Of previous endings religions tell the tale. Man was irredeemable, God saw, and decided to wash away the old and start afresh. When the waters receded, He promised that never again would all life disappear in such a deluge. Don't get too relieved: we now have dry cleaning. We are also told (though here accounts differ) that to seal this covenant, God sent His son as the source of man’s redemption. The sole source, that is. For some who heard His Word, thus ended the "fallen" world, from whence they averted their eyes, and turned their contemplation towards the superior kingdom, of which terrestrial empires are mere simulacra. Others retreated into the wilderness, built monasteries, sought out signs of Horsemen, cried fire and brimstone. Stop the world I wanna get off.
History too tells tales. In 1492, when Columbus cast off from Castile, or in 1607, when Captain Smith touched land in what was to become Jamestown, who knew that the world of the Old World was thereby ending, to be superseded by the world of the New? Four centuries later, the Old World remains old, but the onetime New World is afflicted with the "New Normal". What, when and where will be the "New New"? How do you say "new world order" in Chinese?
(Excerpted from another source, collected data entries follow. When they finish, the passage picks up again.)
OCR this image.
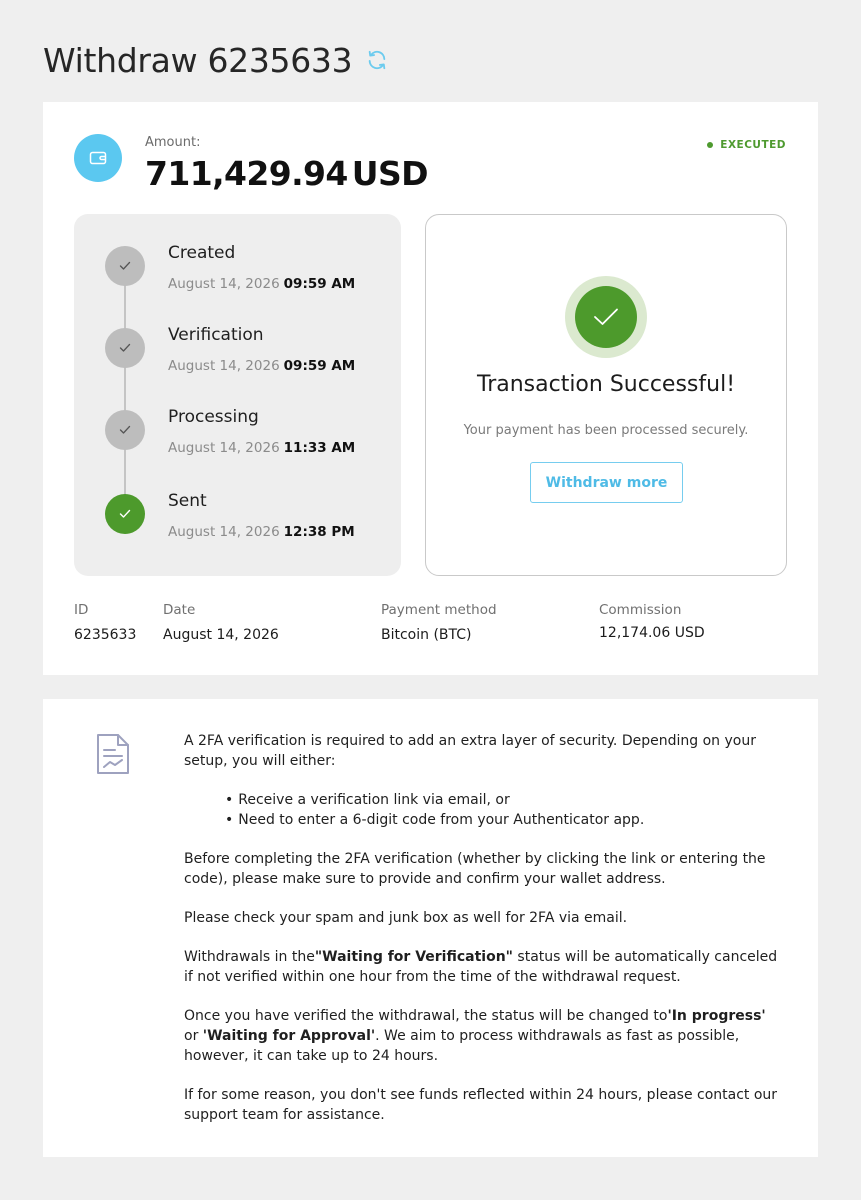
Withdraw 6235633
Amount:
711,429.94 USD
EXECUTED
Created
August 14, 2026 09:59 AM
Verification
August 14, 2026 09:59 AM
Processing
August 14, 2026 11:33 AM
Sent
August 14, 2026 12:38 PM
Transaction Successful!
Your payment has been processed securely.
Withdraw more
ID
6235633
Date
August 14, 2026
Payment method
Bitcoin (BTC)
Commission
12,174.06 USD

A 2FA verification is required to add an extra layer of security. Depending on your setup, you will either:

• Receive a verification link via email, or
• Need to enter a 6-digit code from your Authenticator app.

Before completing the 2FA verification (whether by clicking the link or entering the code), please make sure to provide and confirm your wallet address.

Please check your spam and junk box as well for 2FA via email.

Withdrawals in the"Waiting for Verification" status will be automatically canceled if not verified within one hour from the time of the withdrawal request.

Once you have verified the withdrawal, the status will be changed to'In progress' or 'Waiting for Approval'. We aim to process withdrawals as fast as possible, however, it can take up to 24 hours.

If for some reason, you don't see funds reflected within 24 hours, please contact our support team for assistance.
So many old worlds have already ended: antediluvian, antebellum, ante-revolutionary. All that's solid melts into the air. Here today gone tomorrow. The blink of an eye. The Mayans' world did indeed end, destroyed by the seeds Columbus had sown, but they themselves may never have foreseen such a definitive full stop, having a cyclical vision of time and history. Age's twilight is youth's new morn. Surveying the destruction of the Ancien Régime, Wordsworth wrote “Bliss was it that dawn to be alive, but to be young was very heaven”.
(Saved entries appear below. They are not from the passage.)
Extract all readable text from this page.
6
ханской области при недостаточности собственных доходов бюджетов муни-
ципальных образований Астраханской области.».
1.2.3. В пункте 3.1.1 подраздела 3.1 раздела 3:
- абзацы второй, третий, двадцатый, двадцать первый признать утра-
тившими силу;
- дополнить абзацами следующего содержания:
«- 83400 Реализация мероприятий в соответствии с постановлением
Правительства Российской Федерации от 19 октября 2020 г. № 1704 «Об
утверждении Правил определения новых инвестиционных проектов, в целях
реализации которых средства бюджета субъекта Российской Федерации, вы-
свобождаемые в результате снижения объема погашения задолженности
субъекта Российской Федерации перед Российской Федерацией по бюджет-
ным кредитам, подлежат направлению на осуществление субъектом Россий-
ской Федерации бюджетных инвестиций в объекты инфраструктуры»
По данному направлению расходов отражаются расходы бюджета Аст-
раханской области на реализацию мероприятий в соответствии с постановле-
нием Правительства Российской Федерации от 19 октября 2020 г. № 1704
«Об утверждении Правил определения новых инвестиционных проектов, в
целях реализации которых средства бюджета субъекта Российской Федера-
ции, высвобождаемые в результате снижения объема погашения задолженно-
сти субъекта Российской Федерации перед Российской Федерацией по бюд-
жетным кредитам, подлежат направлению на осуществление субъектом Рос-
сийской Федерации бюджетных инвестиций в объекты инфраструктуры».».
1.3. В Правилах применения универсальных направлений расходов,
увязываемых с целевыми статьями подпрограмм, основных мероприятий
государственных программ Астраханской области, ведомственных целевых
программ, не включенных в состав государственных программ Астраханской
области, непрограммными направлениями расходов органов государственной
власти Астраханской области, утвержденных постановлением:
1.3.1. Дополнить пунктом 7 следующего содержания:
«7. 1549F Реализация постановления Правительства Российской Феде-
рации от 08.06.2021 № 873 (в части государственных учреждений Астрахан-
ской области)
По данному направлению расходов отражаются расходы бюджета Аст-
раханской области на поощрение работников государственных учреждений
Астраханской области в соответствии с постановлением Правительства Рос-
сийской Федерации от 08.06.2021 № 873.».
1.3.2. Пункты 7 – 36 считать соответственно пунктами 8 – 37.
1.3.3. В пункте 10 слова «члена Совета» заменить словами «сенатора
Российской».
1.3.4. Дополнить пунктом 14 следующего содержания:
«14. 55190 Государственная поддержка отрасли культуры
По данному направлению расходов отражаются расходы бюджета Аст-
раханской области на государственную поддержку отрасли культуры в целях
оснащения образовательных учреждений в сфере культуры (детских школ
In an age of millennials, a generation apparently screwed by its elders, why not be millenarian? What a prospect: at the end of the old world, a thousand years of prosperity! Weighed down by the parent-bequeathed past, born indebted, in bond to bondholders and ratings agencies, rather than this endless repayment for the sins of others, default! Du passé, faisons table rasa... Or practise Creative Destruction as Schumpeter proclaimed, liquidating all... But who can be sure of the pay off? The probable result cannot be calculated as accurately as a presidential election. Every revolutionary is a gambler, rationally or irrationally seduced to take on Pascal's Wager, though the stakes may be too high.
So the stage is set: a debate about “the world”, whatever that is. A place we reside, living full and rich lives, or where we virtually waste our time? The place we live in or that lives in us? The world, our world, our (common) home, where the heart is... How to defend it? Whether to defend it?
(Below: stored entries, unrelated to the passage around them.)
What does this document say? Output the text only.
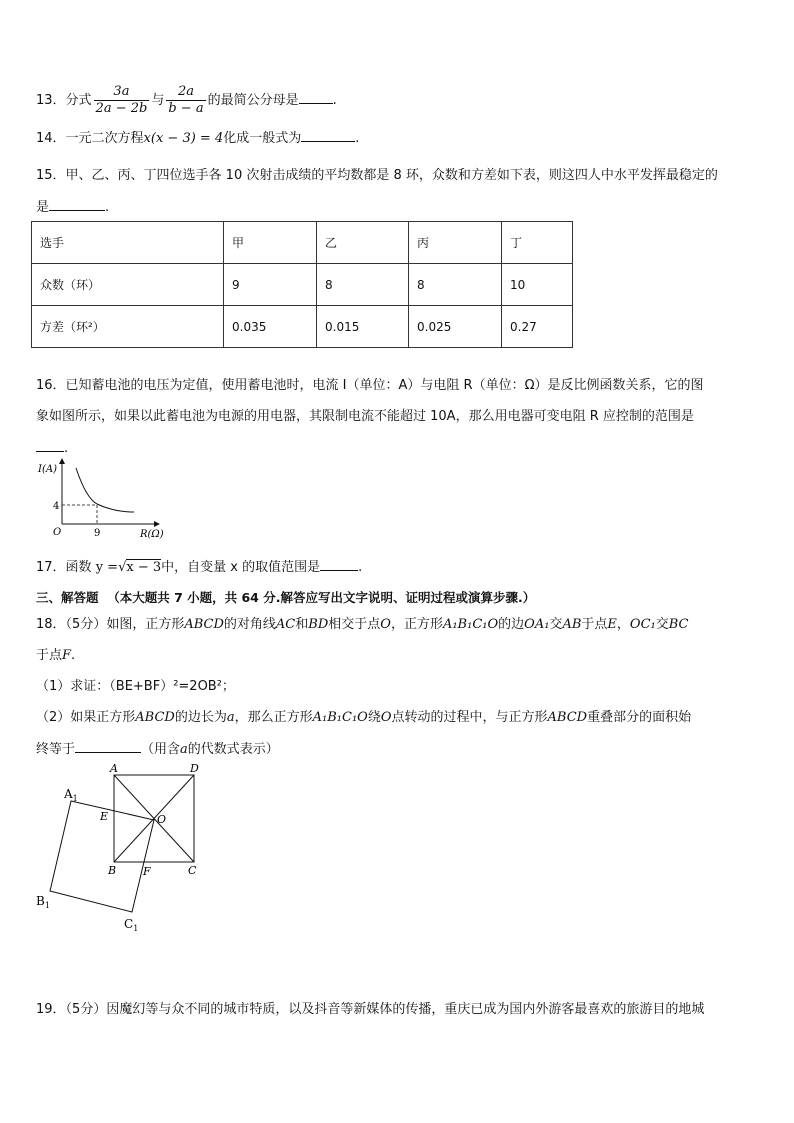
13．分式 $\frac{3a}{2a - 2b}$ 与 $\frac{2a}{b - a}$ 的最简公分母是	.
14．一元二次方程x(x − 3) = 4化成一般式为	.
15．甲、乙、丙、丁四位选手各 10 次射击成绩的平均数都是 8 环，众数和方差如下表，则这四人中水平发挥最稳定的
是	.
选手	甲	乙	丙	丁
众数（环）	9	8	8	10
方差（环²）	0.035	0.015	0.025	0.27
16．已知蓄电池的电压为定值，使用蓄电池时，电流 I（单位：A）与电阻 R（单位：Ω）是反比例函数关系，它的图
象如图所示，如果以此蓄电池为电源的用电器，其限制电流不能超过 10A，那么用电器可变电阻 R 应控制的范围是
.
I(A)
R(Ω)
O
4
9
17．函数 y =√x − 3中，自变量 x 的取值范围是	.
三、解答题 （本大题共 7 小题，共 64 分.解答应写出文字说明、证明过程或演算步骤.）
18．（5分）如图，正方形ABCD的对角线AC和BD相交于点O，正方形A₁B₁C₁O的边OA₁交AB于点E，OC₁交BC
于点F.
（1）求证：（BE+BF）²=2OB²；
（2）如果正方形ABCD的边长为a，那么正方形A₁B₁C₁O绕O点转动的过程中，与正方形ABCD重叠部分的面积始
终等于	（用含a的代数式表示）
A	D
B	C
O
E
F
$A_1$
$B_1$
$C_1$
19．（5分）因魔幻等与众不同的城市特质，以及抖音等新媒体的传播，重庆已成为国内外游客最喜欢的旅游目的地城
A debate also about attitudes. Those signs in the sky, those figures on the page, the looks on people’s faces: are they the symptoms of irredeemable corruption, or a treatable condition? These cards we’re holding: were we dealt a bum hand right from the start, or are we just one deal away from a full house? (Who d'you think you're bluffing?) This path we’ve been walking down: did we make the wrong choice at the crossroads somewhere back there, or must we keep following it precisely because there are no crossroads, it’s our only path, whether leading to the sunlit uplands or the dark wood? “Our world”: the best of best of all possible worlds, perhaps not, perhaps even the worst world ever imagined... except, that is, for all the others.